Он был со своей матерью, отцом и сестрами. Миссис Уотерс позвонила мне в полчетвертого утра. Конечно, я знала, что он уходит – накануне вечером я говорила с его отцом, и он сказал: «Это может случиться сегодня», – но все равно, когда я схватила мобильный с тумбочки и увидела на экране «Мама Гаса», у меня внутри все оборвалось. Она плакала навзрыд и повторяла: «Мне очень жаль», – и я ответила то же самое, и она сказала, что он был без сознания около двух часов, прежде чем наступила смерть.
Вошли мои родители с выжидательным видом, я кивнула, и они упали друг другу в объятия, охваченные, не сомневаюсь, гармоническим ужасом, который со временем напрямую коснется и их.
Я позвонила Айзеку, который проклял жизнь, вселенную и самого Бога и спросил, где чертовы призы для битья, сейчас бы они, как никогда, пригодились. После этого я вдруг поняла, что позвонить больше некому, и это было печальнее всего. Единственный, с кем я хотела говорить о смерти Огастуса Уотерса, был сам Огастус Уотерс.

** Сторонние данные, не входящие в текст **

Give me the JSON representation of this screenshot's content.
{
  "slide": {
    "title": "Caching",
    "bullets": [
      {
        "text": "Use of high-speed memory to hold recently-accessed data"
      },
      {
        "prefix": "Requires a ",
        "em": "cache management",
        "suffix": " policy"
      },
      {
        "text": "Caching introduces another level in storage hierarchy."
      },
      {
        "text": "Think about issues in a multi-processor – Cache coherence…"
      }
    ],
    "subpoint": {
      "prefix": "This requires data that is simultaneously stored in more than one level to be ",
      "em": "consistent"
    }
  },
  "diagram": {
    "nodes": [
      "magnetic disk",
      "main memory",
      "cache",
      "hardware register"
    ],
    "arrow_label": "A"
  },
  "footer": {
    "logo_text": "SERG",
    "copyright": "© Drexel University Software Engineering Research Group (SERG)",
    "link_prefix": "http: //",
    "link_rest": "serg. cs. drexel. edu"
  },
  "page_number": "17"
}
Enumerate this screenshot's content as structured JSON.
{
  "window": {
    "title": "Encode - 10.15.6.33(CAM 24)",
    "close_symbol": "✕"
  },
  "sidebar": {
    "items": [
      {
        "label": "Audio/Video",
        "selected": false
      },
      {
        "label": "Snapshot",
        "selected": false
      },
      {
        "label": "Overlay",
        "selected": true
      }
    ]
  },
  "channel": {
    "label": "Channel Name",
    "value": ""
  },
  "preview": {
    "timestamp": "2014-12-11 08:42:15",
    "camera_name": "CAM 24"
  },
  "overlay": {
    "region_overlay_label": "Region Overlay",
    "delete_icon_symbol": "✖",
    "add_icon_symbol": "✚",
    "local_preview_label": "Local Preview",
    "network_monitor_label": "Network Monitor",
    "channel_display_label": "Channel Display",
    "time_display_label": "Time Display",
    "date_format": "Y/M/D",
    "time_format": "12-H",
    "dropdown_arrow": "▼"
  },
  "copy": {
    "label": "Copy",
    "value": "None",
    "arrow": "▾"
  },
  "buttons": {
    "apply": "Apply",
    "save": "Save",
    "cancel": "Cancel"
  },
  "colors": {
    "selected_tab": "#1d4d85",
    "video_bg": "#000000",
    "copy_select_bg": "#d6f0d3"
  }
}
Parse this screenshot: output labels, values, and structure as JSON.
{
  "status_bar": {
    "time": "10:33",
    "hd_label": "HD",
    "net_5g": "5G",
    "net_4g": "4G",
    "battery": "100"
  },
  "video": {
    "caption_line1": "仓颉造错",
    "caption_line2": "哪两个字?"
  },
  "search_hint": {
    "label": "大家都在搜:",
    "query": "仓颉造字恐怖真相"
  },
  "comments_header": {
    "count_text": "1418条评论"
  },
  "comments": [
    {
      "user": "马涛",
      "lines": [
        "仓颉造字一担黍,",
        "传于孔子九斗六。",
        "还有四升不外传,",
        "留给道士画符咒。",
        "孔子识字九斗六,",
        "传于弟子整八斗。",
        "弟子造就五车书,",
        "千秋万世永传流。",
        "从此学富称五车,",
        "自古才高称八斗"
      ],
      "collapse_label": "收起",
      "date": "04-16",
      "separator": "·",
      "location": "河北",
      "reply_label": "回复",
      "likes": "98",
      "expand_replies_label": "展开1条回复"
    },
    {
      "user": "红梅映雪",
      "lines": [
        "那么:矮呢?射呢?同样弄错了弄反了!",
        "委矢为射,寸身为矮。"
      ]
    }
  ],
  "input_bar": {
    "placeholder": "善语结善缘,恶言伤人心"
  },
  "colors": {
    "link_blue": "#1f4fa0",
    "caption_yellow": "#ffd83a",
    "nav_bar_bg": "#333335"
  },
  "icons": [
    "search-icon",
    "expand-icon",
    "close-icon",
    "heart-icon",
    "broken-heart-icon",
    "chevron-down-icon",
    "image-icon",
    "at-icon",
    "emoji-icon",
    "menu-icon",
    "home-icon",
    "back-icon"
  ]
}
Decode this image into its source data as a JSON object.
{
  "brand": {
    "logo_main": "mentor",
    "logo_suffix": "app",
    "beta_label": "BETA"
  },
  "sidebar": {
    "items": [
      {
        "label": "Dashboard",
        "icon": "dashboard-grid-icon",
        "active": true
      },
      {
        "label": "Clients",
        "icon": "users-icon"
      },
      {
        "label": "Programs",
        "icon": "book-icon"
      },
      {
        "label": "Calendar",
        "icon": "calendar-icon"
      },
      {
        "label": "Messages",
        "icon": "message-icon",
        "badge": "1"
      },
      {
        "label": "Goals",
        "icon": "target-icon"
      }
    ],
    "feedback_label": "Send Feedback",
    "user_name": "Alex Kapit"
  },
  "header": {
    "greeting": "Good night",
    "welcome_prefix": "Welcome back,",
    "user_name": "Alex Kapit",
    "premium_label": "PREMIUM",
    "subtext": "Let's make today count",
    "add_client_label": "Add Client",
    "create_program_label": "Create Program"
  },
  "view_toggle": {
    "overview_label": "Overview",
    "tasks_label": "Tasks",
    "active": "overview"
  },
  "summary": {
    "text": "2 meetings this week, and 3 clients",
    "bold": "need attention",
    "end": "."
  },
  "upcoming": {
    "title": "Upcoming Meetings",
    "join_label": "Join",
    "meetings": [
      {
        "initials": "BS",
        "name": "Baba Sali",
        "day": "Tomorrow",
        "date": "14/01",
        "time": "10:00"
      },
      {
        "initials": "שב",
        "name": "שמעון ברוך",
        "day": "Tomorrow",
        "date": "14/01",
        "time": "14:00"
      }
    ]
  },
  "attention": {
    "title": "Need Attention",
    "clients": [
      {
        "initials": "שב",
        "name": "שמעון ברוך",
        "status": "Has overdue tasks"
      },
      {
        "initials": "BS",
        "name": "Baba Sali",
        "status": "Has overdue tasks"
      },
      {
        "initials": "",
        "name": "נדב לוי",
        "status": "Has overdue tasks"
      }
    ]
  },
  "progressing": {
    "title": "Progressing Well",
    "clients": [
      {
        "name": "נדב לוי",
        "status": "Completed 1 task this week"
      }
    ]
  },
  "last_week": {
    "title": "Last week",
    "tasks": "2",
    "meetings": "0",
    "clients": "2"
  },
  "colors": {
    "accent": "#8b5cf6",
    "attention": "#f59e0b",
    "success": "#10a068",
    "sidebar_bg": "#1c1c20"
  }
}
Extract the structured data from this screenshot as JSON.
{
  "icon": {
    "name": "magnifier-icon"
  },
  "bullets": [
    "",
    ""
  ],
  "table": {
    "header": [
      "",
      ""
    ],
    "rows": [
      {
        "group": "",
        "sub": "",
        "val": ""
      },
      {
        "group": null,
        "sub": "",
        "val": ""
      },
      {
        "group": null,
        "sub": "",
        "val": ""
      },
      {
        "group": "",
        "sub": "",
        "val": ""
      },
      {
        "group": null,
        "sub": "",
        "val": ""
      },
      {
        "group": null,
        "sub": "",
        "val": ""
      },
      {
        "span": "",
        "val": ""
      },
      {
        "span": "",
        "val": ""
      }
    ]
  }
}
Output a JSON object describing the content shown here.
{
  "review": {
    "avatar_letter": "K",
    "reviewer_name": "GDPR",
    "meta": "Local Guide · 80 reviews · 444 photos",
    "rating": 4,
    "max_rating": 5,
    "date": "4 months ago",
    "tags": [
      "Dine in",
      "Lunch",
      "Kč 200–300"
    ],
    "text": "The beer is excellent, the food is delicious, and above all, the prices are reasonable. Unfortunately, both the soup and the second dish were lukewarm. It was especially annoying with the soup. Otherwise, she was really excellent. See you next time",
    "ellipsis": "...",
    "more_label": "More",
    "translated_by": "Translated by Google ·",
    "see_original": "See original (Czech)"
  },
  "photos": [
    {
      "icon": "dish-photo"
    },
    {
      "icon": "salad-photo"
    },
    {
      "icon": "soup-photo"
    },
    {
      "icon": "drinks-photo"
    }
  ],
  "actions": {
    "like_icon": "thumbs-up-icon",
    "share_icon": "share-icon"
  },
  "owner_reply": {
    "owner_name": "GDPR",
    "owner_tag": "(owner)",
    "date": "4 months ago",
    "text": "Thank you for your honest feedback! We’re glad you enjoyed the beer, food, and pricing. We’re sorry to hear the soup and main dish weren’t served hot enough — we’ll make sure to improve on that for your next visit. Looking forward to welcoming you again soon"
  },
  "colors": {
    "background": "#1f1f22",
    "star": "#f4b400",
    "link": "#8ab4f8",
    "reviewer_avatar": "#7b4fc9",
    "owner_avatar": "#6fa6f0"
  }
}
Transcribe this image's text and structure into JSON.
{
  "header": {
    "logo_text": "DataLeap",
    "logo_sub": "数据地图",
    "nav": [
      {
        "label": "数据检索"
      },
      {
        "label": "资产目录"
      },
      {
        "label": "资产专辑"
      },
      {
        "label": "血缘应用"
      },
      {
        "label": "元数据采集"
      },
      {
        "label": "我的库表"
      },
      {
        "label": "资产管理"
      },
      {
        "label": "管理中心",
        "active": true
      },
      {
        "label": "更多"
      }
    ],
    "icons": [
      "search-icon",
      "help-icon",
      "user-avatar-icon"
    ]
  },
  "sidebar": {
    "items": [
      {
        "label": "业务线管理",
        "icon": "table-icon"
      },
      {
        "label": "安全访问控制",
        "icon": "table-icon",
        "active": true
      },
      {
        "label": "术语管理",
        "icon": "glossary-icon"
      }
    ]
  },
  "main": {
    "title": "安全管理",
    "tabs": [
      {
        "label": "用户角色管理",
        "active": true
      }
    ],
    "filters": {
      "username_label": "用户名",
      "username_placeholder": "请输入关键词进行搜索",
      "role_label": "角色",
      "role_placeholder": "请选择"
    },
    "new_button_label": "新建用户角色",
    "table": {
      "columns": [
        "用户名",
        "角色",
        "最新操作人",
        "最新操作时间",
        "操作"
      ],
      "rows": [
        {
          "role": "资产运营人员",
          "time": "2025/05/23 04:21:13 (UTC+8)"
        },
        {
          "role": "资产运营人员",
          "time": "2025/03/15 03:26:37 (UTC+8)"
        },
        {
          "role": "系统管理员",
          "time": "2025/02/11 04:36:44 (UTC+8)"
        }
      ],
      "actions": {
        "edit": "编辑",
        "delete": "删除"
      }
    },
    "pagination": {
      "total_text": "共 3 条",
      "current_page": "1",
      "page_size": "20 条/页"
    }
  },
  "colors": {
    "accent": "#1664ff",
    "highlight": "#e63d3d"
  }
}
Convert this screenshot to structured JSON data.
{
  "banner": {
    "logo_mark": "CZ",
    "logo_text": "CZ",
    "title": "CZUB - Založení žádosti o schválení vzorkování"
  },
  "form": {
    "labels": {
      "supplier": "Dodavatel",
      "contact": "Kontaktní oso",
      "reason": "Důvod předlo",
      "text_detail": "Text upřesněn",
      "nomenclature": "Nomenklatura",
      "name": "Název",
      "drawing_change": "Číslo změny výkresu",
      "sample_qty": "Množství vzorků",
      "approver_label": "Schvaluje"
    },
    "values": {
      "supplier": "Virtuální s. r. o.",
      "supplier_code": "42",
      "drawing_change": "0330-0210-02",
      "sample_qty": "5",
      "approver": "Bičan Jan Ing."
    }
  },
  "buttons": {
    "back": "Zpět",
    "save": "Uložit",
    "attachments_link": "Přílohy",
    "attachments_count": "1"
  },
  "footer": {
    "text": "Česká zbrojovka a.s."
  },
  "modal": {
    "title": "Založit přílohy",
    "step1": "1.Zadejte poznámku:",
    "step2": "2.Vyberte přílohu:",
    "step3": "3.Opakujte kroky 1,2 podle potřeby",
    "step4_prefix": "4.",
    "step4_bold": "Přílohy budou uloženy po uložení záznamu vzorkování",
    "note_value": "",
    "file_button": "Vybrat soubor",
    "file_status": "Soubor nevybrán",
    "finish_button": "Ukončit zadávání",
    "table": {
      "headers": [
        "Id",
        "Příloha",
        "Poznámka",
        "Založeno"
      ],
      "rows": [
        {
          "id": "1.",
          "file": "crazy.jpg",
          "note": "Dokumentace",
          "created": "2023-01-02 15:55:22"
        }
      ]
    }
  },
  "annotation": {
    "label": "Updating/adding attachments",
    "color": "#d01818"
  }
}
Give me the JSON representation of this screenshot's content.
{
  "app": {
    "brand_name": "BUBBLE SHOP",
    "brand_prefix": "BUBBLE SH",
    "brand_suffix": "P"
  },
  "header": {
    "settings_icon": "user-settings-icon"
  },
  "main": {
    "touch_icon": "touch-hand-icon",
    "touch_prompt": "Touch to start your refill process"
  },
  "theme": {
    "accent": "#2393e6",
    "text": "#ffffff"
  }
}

Родители оставались в моей комнате целую вечность, пока не рассвело, и наконец папа спросил:
– Ты хочешь побыть одна?
Я кивнула, и мама сказала:
– Мы будем за дверью.
«Кто бы сомневался», – подумала я.
Это было невыносимо. Каждая секунда хуже предыдущей. Мне страшно хотелось ему позвонить и посмотреть, что получится, кто ответит. За последние недели нам сократили время, которое мы проводили вместе в воспоминаниях, но это, оказывается, было еще ничего. Я лишилась удовольствия помнить, потому что не осталось того, на пару с кем можно помнить. Потерять человека, с которым тебя связывают воспоминания, все равно что потерять память, будто все, что мы делали, стало менее реальным и важным, чем несколько часов назад.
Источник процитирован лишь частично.